TransAtlantyk 2016 – został tylko jeden
Szymon Ruban wycofał się z regat TransAtlantyk 2016. Skipper „Igusa” podjął taką decyzję ze względu na ryzyko związane ze startem i obawy, jak jego jacht spisze się w sytuacjach kryzysowych. Tym samym jedynym uczestnikiem regat, który podjął wyzwanie jest Rafał Moszczyński. Do mety na Martynice zostało mu ok. 1400 mil morskich.
Szymon o swojej decyzji poinformował za pośrednictwem internetu. Na swoim blogu napisał m.in.: „Siedliśmy wieczorem wspólnie z Adamem i Olkiem nad najnowszą prognozą pogody. Wynikało z niej, że po drodze z Teneryfy na Capo Verde, gdzie biegnie ruta, którą zamierzałem podążyć, około 16 grudnia miały przyjść trzydniowe, silnowiatrowe warunki. Wiatr układający się wzdłuż wybrzeża Afryki i skręcający przed Wyspami Zielonego Przylądka na zachód miał mieć w podstawie 27 węzłów, a w porywach pewnie 30-35 węzłów. Powiem szczerze, że strapiła mnie perspektywa znalezienia się przeładowanym, ciężkim jachtem w tych warunkach. (…) Nie wiem czemu zajęło mi to tak wiele czasu, przecież już od jakiegoś czasu miałem wszystkie niezbędne informacje, żeby podjąć decyzję. I podjąłem ją w końcu, co nie było łatwe z racji zaangażowania emocjonalnego w cały projekt. Nie popłynę dalej, nie popłynę tym jachtem przez Atlantyk.
ZA kontynuacją: Włożyłem w przygotowania masę roboty i zaangażowania, poświęciłem cały swój wolny czas i mimowolnie czas mojej rodziny, i po tych wszystkich wyrzeczeniach szkoda by było zostawić wszystko nie dokończone. Istnieje obawa, że mogę żałować swojej decyzji. Wiele osób mi kibicowało i mam poczucie, że Was zawodzę. Nie będę sam przez te 30 dni i nie dowiem się jak, to jest, jakie to uczucie pozostawać tyle dni w samotności.

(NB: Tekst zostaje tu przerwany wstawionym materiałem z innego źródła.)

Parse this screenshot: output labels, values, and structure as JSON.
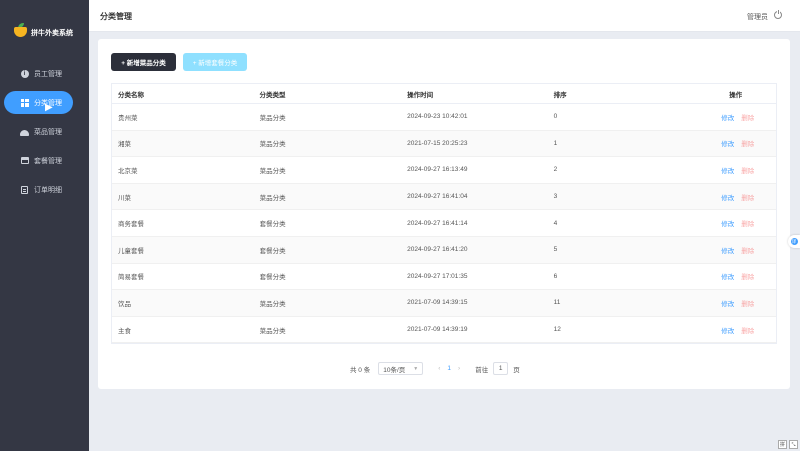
{
  "app": {
    "logo_text": "拼牛外卖系统"
  },
  "sidebar": {
    "items": [
      {
        "label": "员工管理",
        "icon": "info-icon",
        "active": false
      },
      {
        "label": "分类管理",
        "icon": "grid-icon",
        "active": true
      },
      {
        "label": "菜品管理",
        "icon": "dish-icon",
        "active": false
      },
      {
        "label": "套餐管理",
        "icon": "box-icon",
        "active": false
      },
      {
        "label": "订单明细",
        "icon": "doc-icon",
        "active": false
      }
    ]
  },
  "header": {
    "title": "分类管理",
    "user": "管理员",
    "logout_icon": "power-icon"
  },
  "toolbar": {
    "add_dish_category": "+ 新增菜品分类",
    "add_combo_category": "+ 新增套餐分类"
  },
  "table": {
    "headers": [
      "分类名称",
      "分类类型",
      "操作时间",
      "排序",
      "操作"
    ],
    "edit_label": "修改",
    "delete_label": "删除",
    "rows": [
      {
        "name": "贵州菜",
        "type": "菜品分类",
        "time": "2024-09-23 10:42:01",
        "sort": "0"
      },
      {
        "name": "湘菜",
        "type": "菜品分类",
        "time": "2021-07-15 20:25:23",
        "sort": "1"
      },
      {
        "name": "北京菜",
        "type": "菜品分类",
        "time": "2024-09-27 16:13:49",
        "sort": "2"
      },
      {
        "name": "川菜",
        "type": "菜品分类",
        "time": "2024-09-27 16:41:04",
        "sort": "3"
      },
      {
        "name": "商务套餐",
        "type": "套餐分类",
        "time": "2024-09-27 16:41:14",
        "sort": "4"
      },
      {
        "name": "儿童套餐",
        "type": "套餐分类",
        "time": "2024-09-27 16:41:20",
        "sort": "5"
      },
      {
        "name": "简易套餐",
        "type": "套餐分类",
        "time": "2024-09-27 17:01:35",
        "sort": "6"
      },
      {
        "name": "饮品",
        "type": "菜品分类",
        "time": "2021-07-09 14:39:15",
        "sort": "11"
      },
      {
        "name": "主食",
        "type": "菜品分类",
        "time": "2021-07-09 14:39:19",
        "sort": "12"
      }
    ]
  },
  "pagination": {
    "total": "共 0 条",
    "page_size": "10条/页",
    "prev": "‹",
    "current": "1",
    "next": "›",
    "jump_prefix": "前往",
    "jump_value": "1",
    "jump_suffix": "页"
  },
  "widgets": {
    "side_tab": "译",
    "corner_a": "拼",
    "corner_b": "⤡"
  },
  "colors": {
    "primary": "#409eff",
    "sidebar_bg": "#343744",
    "danger": "#f56c6c",
    "dark_button": "#2c2f3a"
  }
}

PRZECIW kontynuacji: Na krótko przed startem Adam Hamerlik skontaktował się z konstruktorem Setki zaniepokojony nadwagą swojej łódki względem wyliczeń. Z założeń tych wynikało i było to jednocześnie częścią regulaminu Setką przez Atlantyk, że jacht nie może ważyć więcej niż 800 kg z pełnym wyposażeniem oraz zapasami słodkiej wody, jedzeniem i sternikiem. Adam ważył swoją łódkę podczas wodowania i stwierdził, że sama łódka ma masę 750 kg, oczywiście bez kilu, który waży następne 200 kg. Z prostej matematyki wynika, że jest to już 950 kg. A gdzie woda i gdzie człowiek, jedzenie? Z taką wagą wszystkie obliczenia stateczności pionowej jachtu idą w łeb. Nie ma żadnej gwarancji, że ten jacht po wywrotce samoczynnie się odwróci. Nikt tego nigdy nie sprawdził, nikt tego nie wie. Antidotum wedle konstruktora było oklejenie topu masztu grubą warstwą pianki, która w razie wywrotki miała by pomóc w sprowadzeniu jachtu do pionu, ale czy naprawdę to jest lekarstwo? (…)
Tak więc ryzyko związane ze startem przelicytowało moją chęć przepłynięcia Atlantyku. (…) Nie było mi łatwo, ale uznałem, że jeśli wewnętrznie czuję, że nie powinienem tego robić, to nie będę. I nie dam się poddać jakiejś zewnętrznej czy wewnętrznej presji”.
Do regat samotników TransAtlantyk 2016 wystartowały w połowie listopada cztery jachty typu Setka: „Wojownik” z Rafałem Moszczyńskim, „Meluzyna” z Pawłem Plichtą, „Igus” z Szymonem Rubanem i „Sam One” z Przemysławem Wosińskim. Pierwszy etap z Portugalii na Wyspy Kanaryjskie ukończyli trzej żeglarze. Przemek, po wypadku na Oceanie Atlantyckim, skierował „Sam One” do wybrzeży Maroka. Podczas holowania do brzegu skipper stracił łódkę, która wysztrandowała kilkadziesiąt mil na północ od portu Kenitra. Na początku grudnia z udziału w wyścigu zrezygnował Paweł Plichta, który zostawił łódkę pod opieka znajomych na Gran Canarii i wrócił do Polski. Teraz ze startu w drugim etapie regat wycofał się Szymon Ruban.